Imagine that!!!! Once i was working with a player and asked him where he went to school. I asked him when tryouts were for the team he said he was not trying out. I asked why. He said he did not like the coach. hey by what I have read on some of the posts over the years perfectly legitimate reason.Sad or what?
Had a goods one last night.

Up 6-2 going into bottom of 7. Starting pitcher threw 109 so bring in the relief. We throw a kid who has has success but only because of great D. Our logical and really only choice with a game packed week. He get 2 outs in 2 batters, then proceeds to give up 5 runs ( he had a little help, from a K-E2. ) But result was we lose. We huddle the kids remind them that no one person wins or loses a game, finished talk and here comes Mom out onto the field. (Of course we have rules against this) She approaches us 2 Coach an asks"What was that all about?" Why were you setting him up fo failure?" I'm just assisting, trying to build a younger coach, and she goes after him. He tried to explain his position, which she wouldn't even listen to. I jump in and ask if she meant we were trying to lose? The question didn't shock me as much as her coming out onto the field. This is for a 17U Legion team.

She has complained about her kids not playing (they get what they earn), and now about her kid playing. I reminded her of that.
as a coach you have to realize parents are idiots. I had a parent complain about her son playing on my 8th grade club team i coached this year...he was 0-30 batting with 18 strikeouts and she wanted to know why i had him bunt if someone was on base all the time....parents dont get it you just can't worry about it and in this day in age every one wants everything handed to them.
quote:


Originally posted by NCULEFT:
as a coach you have to realize parents are idiots. I had a parent complain about her son playing on my 8th grade club team i coached this year...he was 0-30 batting with 18 strikeouts and she wanted to know why i had him bunt if someone was on base all the time....parents dont get it you just can't worry about it and in this day in age every one wants everything handed to them.



Boy, you couldn't have hit it on the head any better!

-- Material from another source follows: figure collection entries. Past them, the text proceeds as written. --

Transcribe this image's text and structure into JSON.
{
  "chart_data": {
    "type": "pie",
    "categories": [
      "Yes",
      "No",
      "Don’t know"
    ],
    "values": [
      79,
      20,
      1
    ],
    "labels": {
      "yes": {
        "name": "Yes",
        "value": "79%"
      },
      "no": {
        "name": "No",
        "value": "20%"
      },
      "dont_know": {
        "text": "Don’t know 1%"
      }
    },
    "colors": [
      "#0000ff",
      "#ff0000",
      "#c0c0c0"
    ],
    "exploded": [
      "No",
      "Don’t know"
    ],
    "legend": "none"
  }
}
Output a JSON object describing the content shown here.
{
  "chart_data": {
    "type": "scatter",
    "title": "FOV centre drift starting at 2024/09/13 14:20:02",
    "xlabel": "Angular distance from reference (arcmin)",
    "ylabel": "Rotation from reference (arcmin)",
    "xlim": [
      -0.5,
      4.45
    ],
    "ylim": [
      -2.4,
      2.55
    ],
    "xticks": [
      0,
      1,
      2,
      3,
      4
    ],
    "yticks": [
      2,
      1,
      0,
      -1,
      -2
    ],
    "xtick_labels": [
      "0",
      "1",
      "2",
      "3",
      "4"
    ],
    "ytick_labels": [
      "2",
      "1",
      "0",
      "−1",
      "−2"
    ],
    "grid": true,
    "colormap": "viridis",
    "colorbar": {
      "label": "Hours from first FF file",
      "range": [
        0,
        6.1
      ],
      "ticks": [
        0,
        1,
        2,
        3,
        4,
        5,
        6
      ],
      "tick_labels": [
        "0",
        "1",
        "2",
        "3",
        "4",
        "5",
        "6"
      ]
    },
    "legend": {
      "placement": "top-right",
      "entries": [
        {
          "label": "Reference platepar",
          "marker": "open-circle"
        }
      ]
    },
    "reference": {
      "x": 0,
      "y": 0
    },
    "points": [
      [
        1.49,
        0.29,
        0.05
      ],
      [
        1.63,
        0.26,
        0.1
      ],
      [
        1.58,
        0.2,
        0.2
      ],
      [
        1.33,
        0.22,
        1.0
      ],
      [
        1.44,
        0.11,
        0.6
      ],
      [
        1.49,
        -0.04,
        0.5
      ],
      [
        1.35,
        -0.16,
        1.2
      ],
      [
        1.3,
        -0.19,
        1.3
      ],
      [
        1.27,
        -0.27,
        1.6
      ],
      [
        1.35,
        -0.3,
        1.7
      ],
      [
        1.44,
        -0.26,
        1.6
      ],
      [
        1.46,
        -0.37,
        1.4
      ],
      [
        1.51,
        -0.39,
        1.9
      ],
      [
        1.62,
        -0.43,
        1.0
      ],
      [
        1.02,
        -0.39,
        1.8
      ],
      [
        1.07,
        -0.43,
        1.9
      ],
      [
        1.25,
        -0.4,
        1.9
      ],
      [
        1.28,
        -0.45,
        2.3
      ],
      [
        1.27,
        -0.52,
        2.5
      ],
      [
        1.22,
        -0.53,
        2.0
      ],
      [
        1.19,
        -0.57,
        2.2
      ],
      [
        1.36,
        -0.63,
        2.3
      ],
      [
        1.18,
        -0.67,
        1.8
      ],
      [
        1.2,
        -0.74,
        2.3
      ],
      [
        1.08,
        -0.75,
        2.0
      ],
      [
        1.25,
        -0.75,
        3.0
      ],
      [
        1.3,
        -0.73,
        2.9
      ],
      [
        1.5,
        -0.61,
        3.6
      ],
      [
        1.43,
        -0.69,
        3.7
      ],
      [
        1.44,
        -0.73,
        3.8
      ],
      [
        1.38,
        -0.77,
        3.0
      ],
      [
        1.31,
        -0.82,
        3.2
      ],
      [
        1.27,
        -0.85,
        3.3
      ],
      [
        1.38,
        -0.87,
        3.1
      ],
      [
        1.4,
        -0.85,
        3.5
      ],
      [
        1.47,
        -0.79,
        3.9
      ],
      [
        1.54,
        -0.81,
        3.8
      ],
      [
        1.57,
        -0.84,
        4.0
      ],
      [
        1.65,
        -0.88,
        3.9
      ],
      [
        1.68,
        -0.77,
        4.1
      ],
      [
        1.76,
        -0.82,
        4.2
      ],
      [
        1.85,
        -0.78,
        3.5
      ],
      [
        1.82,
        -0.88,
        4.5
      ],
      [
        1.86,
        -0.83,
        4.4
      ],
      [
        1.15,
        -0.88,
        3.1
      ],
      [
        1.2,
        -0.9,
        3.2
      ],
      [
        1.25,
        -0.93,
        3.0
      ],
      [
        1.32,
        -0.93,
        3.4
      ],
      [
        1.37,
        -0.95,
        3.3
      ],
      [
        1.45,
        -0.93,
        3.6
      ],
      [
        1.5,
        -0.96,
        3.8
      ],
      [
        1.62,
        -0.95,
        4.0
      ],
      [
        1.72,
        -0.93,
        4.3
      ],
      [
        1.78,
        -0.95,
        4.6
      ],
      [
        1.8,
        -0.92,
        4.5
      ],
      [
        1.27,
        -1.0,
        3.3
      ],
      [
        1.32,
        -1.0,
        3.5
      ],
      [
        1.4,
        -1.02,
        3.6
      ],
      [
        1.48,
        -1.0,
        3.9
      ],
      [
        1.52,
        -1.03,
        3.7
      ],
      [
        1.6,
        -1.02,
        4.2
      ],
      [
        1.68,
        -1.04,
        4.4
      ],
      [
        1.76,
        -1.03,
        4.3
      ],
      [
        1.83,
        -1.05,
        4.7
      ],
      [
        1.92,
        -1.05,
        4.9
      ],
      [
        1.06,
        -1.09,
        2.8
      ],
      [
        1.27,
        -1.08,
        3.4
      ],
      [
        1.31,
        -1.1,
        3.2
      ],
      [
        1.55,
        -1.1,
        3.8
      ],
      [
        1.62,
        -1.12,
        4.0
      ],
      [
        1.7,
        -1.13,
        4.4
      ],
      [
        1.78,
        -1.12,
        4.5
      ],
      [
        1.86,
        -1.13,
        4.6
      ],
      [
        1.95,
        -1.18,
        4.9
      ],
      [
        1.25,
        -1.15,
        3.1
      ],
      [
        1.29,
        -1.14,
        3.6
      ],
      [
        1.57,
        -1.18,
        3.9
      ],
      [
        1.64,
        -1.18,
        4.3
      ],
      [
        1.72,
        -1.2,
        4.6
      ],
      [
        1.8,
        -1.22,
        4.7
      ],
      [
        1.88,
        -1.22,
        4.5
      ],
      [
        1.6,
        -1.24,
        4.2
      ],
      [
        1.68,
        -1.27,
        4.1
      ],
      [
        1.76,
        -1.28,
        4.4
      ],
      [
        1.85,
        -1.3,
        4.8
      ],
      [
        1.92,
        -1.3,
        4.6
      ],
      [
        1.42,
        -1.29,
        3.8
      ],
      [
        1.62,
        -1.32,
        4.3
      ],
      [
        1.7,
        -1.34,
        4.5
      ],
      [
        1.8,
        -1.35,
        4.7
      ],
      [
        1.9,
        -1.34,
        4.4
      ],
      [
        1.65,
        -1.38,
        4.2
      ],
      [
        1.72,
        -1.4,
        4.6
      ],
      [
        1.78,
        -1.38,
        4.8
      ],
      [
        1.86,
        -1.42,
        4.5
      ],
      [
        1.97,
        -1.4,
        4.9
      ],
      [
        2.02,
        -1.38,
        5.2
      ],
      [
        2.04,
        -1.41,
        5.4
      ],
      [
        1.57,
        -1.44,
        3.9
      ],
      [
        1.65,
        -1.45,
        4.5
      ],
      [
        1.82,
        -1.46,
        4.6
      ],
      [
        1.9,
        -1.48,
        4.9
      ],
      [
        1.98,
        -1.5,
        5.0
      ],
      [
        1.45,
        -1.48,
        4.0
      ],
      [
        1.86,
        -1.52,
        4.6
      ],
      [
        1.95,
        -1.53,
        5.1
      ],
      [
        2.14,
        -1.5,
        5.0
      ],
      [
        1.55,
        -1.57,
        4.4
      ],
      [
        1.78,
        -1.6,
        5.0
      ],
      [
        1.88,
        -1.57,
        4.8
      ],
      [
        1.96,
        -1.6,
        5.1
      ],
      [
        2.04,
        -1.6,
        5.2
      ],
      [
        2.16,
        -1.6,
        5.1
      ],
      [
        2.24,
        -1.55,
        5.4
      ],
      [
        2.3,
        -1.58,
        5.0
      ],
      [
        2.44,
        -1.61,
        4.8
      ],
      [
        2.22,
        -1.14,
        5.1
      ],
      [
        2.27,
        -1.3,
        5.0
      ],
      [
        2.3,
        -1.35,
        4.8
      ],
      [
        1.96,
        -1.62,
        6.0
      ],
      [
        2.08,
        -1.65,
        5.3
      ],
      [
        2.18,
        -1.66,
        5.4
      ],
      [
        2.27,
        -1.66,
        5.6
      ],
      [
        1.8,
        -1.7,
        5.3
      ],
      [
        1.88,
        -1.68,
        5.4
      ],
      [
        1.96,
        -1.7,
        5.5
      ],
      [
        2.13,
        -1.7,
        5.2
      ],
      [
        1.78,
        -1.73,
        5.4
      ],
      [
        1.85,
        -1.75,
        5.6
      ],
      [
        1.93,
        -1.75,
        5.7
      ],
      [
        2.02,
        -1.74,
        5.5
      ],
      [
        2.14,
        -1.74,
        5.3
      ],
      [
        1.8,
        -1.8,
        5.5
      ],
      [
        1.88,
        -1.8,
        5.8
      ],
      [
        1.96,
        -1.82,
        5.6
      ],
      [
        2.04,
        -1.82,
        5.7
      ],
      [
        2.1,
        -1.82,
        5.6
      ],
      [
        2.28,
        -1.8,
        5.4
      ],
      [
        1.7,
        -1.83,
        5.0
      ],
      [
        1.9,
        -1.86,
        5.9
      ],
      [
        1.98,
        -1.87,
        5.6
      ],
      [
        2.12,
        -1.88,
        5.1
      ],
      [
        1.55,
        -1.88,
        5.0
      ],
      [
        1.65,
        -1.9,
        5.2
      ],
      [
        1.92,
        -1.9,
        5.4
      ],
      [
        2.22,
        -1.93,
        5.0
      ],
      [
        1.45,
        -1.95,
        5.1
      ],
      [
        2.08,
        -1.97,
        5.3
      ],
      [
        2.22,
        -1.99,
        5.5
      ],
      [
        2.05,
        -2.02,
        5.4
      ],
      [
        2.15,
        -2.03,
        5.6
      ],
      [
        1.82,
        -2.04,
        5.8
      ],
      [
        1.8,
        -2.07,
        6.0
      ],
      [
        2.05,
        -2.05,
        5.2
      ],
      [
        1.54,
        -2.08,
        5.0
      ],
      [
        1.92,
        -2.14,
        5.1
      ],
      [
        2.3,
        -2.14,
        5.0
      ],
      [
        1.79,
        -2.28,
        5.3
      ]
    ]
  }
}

Today's society has become narcissistic to the max!
Sit around and blame the coach , compalin and whine and make yourself miserable , your son miserable and everyone around you miserable. Spend the rest of your life talking about how the coach ruined your kids baseball career and how he could have , should have , would have. Because thats exactly what you will end up with.

Or shut up and let your son understand that his performance will dictate his playing time. His work ethic and desire will determine his performance. Its his gig and he is the one that has to make his mark. Its not always fair and sometimes you have to overcome some tough situations. But that will never happen as long as excuses are used to pave the way for him.

Of course we have a bunch of kids that expect everything handed to them. Its hard to understand why its not happening when it has happened their entire life. When you have kids being raised by people that expect it to be handed to their kids what else can be expected?